Other questionable tactics included the rewriting of expert reports for use in litigation, "backchannel" communications with a Lake County judge to try to get a read on how that litigation would turn out, and attorney Graft's failure to promptly forward settlement offers to his landowner clients, presumably as another delay tactic.***
1. Noerr-Pennington Doctrine
"Although the Noerr-Pennington doctrine originated in antitrust law, its rationale is equally applicable to RICO suits." Int'l Bhd. Of Teamsters, Local 734 Health & Welfare Trust Fund et al. v. Philip Morris, 196 F.3d 818, 826 (7th Cir. 1999). Therefore, it provides the same protection with regards to the RICO charges [as to the antitrust claims], eliminating the petitioning of the municipalities, IDOT and the courts (as well as the attendant public relations campaign) from liability. ***
2. RICO Standing
Neither Defendant brings up RICO standing, and admittedly, it is an easier standard to meet than antitrust standing. For instance, injury that is not necessarily anticompetitive injury is sufficient under RICO. Schact v. Brown, 711 F.2d 1343 (7th Cir. 1983). But RICO standing is still a hurdle greater than mere Article III standing, and requires a proximate cause analysis because the language of Section 1964(c) provides treble damages. Anza v. Ideal Steel Supply Corp., 547 U.S. 451 (2006) ("Proximate cause is . . . required."). "[E]very court that has addressed this issue has held that injuries proffered by plaintiffs in order to confer RICO standing must be 'concrete and actual,' as opposed to speculative and amorphous." Evans v. City of Chicago, 434 F.3d 916, 932 (7th Cir. 2006). "[A] cause of action does not accrue under RICO until the amount of damages becomes clear and definite." Id. One of the factors weighing against standing is difficulty in ascertaining the amount of the Plaintiffs' damages that are attributable to Defendants' wrongful conduct. Gregory P. Joseph, CIVIL RICO: A DEFINITIVE GUIDE 53 (3d ed. 2010) (referencing Hemi Group LLC v. City of N.Y., 130 S.Ct. 983 (2010) and other collected cases).

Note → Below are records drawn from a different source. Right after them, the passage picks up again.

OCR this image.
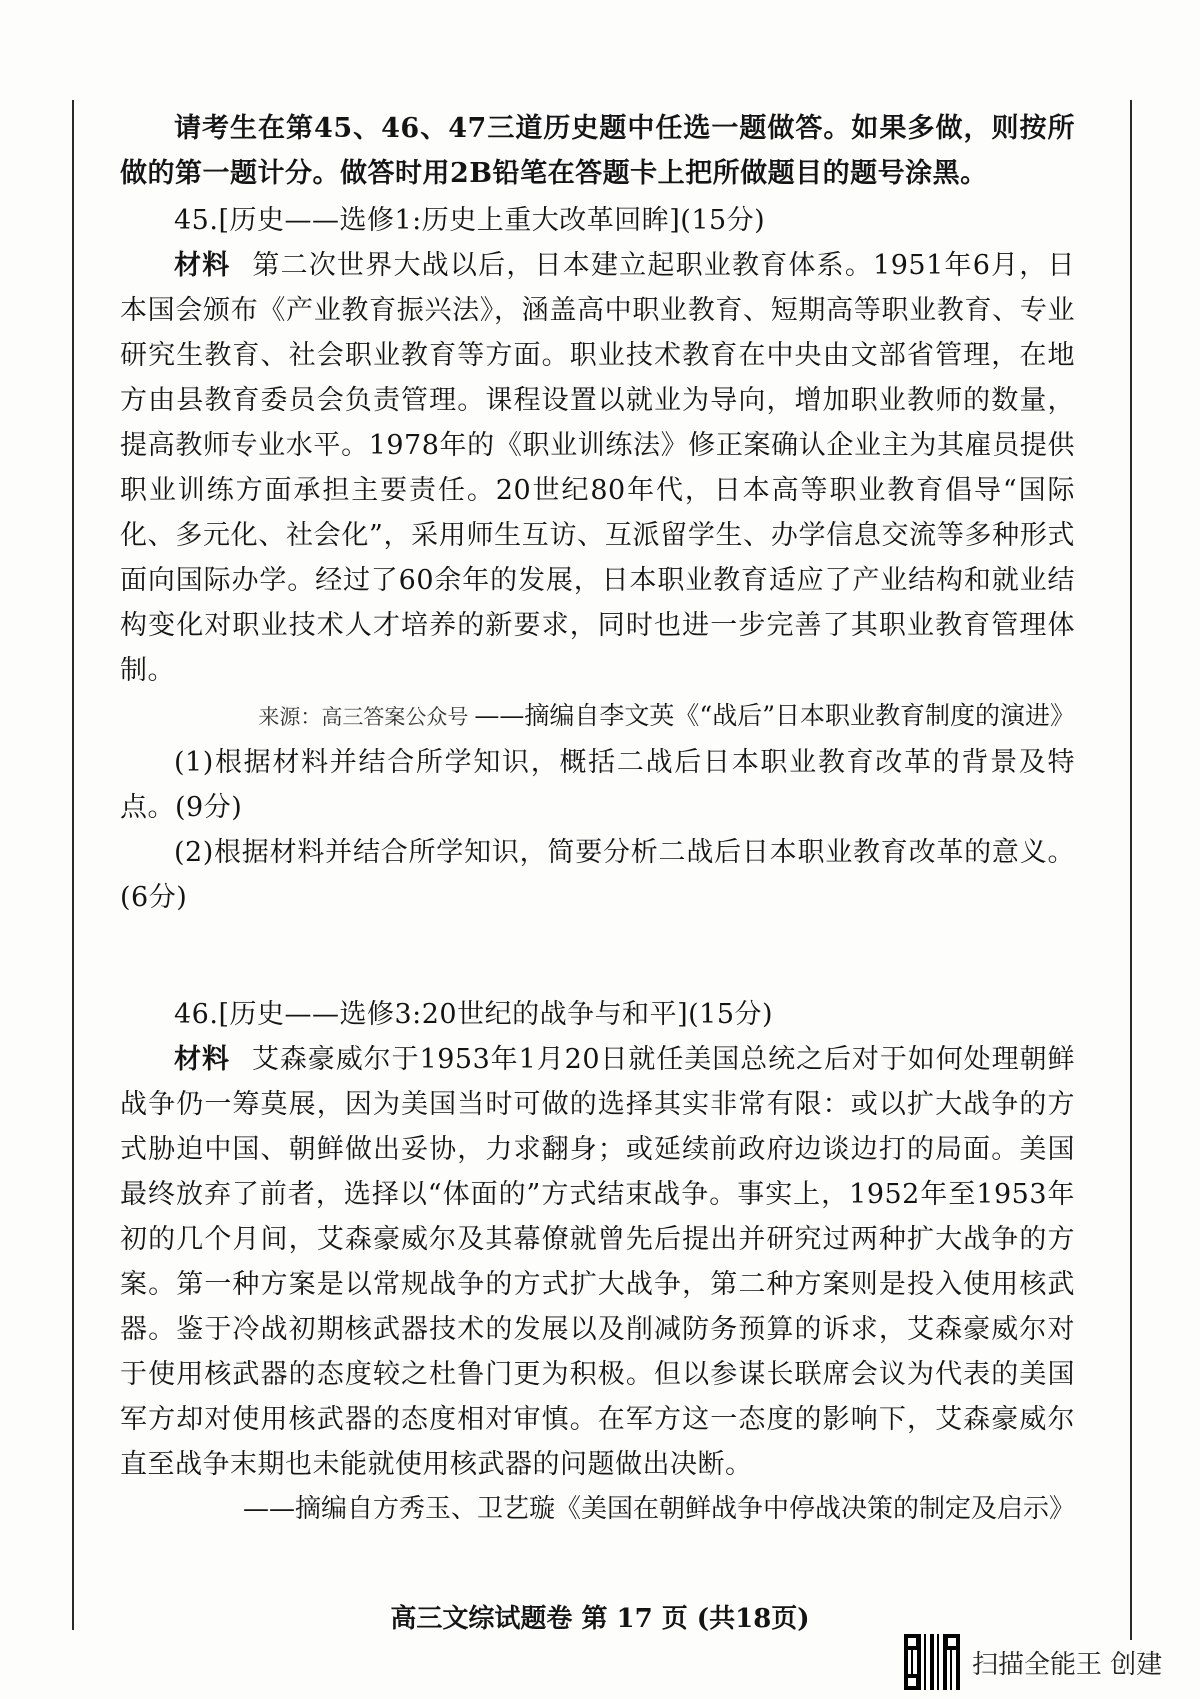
请考生在第45、46、47三道历史题中任选一题做答。如果多做，则按所做的第一题计分。做答时用2B铅笔在答题卡上把所做题目的题号涂黑。

45.[历史——选修1:历史上重大改革回眸](15分)

材料 第二次世界大战以后，日本建立起职业教育体系。1951年6月，日本国会颁布《产业教育振兴法》，涵盖高中职业教育、短期高等职业教育、专业研究生教育、社会职业教育等方面。职业技术教育在中央由文部省管理，在地方由县教育委员会负责管理。课程设置以就业为导向，增加职业教师的数量，提高教师专业水平。1978年的《职业训练法》修正案确认企业主为其雇员提供职业训练方面承担主要责任。20世纪80年代，日本高等职业教育倡导“国际化、多元化、社会化”，采用师生互访、互派留学生、办学信息交流等多种形式面向国际办学。经过了60余年的发展，日本职业教育适应了产业结构和就业结构变化对职业技术人才培养的新要求，同时也进一步完善了其职业教育管理体制。

来源：高三答案公众号 ——摘编自李文英《“战后”日本职业教育制度的演进》

(1)根据材料并结合所学知识，概括二战后日本职业教育改革的背景及特点。(9分)

(2)根据材料并结合所学知识，简要分析二战后日本职业教育改革的意义。(6分)

46.[历史——选修3:20世纪的战争与和平](15分)

材料 艾森豪威尔于1953年1月20日就任美国总统之后对于如何处理朝鲜战争仍一筹莫展，因为美国当时可做的选择其实非常有限：或以扩大战争的方式胁迫中国、朝鲜做出妥协，力求翻身；或延续前政府边谈边打的局面。美国最终放弃了前者，选择以“体面的”方式结束战争。事实上，1952年至1953年初的几个月间，艾森豪威尔及其幕僚就曾先后提出并研究过两种扩大战争的方案。第一种方案是以常规战争的方式扩大战争，第二种方案则是投入使用核武器。鉴于冷战初期核武器技术的发展以及削减防务预算的诉求，艾森豪威尔对于使用核武器的态度较之杜鲁门更为积极。但以参谋长联席会议为代表的美国军方却对使用核武器的态度相对审慎。在军方这一态度的影响下，艾森豪威尔直至战争末期也未能就使用核武器的问题做出决断。

——摘编自方秀玉、卫艺璇《美国在朝鲜战争中停战决策的制定及启示》

高三文综试题卷 第 17 页 (共18页)
扫描全能王 创建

Here, Plaintiffs have alleged mail and wire fraud as the predicate acts, and the injury of lost value of their development and millions of dollars of expenses caused by Defendants' delay of the projects. Plaintiffs have made vague references to damages amounts, but essentially they remain speculative, to the extent that Defendants alone caused them. To be sure, they were instrumental, but Plaintiffs' allegation that negotiations would have gone flawlessly with nearby landowners had Defendants not stepped in is nothing more than supposition and conclusion.
Plaintiffs contend that, had they known the real scope of the battle (i.e., that Defendants were stirring up landowners rather than the opposition being a true grass-roots uprising), they could have defeated the opposition much more quickly and effectively. This, too, is supposition and conclusion, and even if true, gives no measure of how much of Plaintiffs' damages were attributable to Defendants' predicate acts, and how much is the normal expenditure by suburban shopping mall developers in the age of NIMBY.
Because the damages alleged in this Complaint are speculative and amorphous, and therefore causation of them cannot be shown, there is no RICO standing.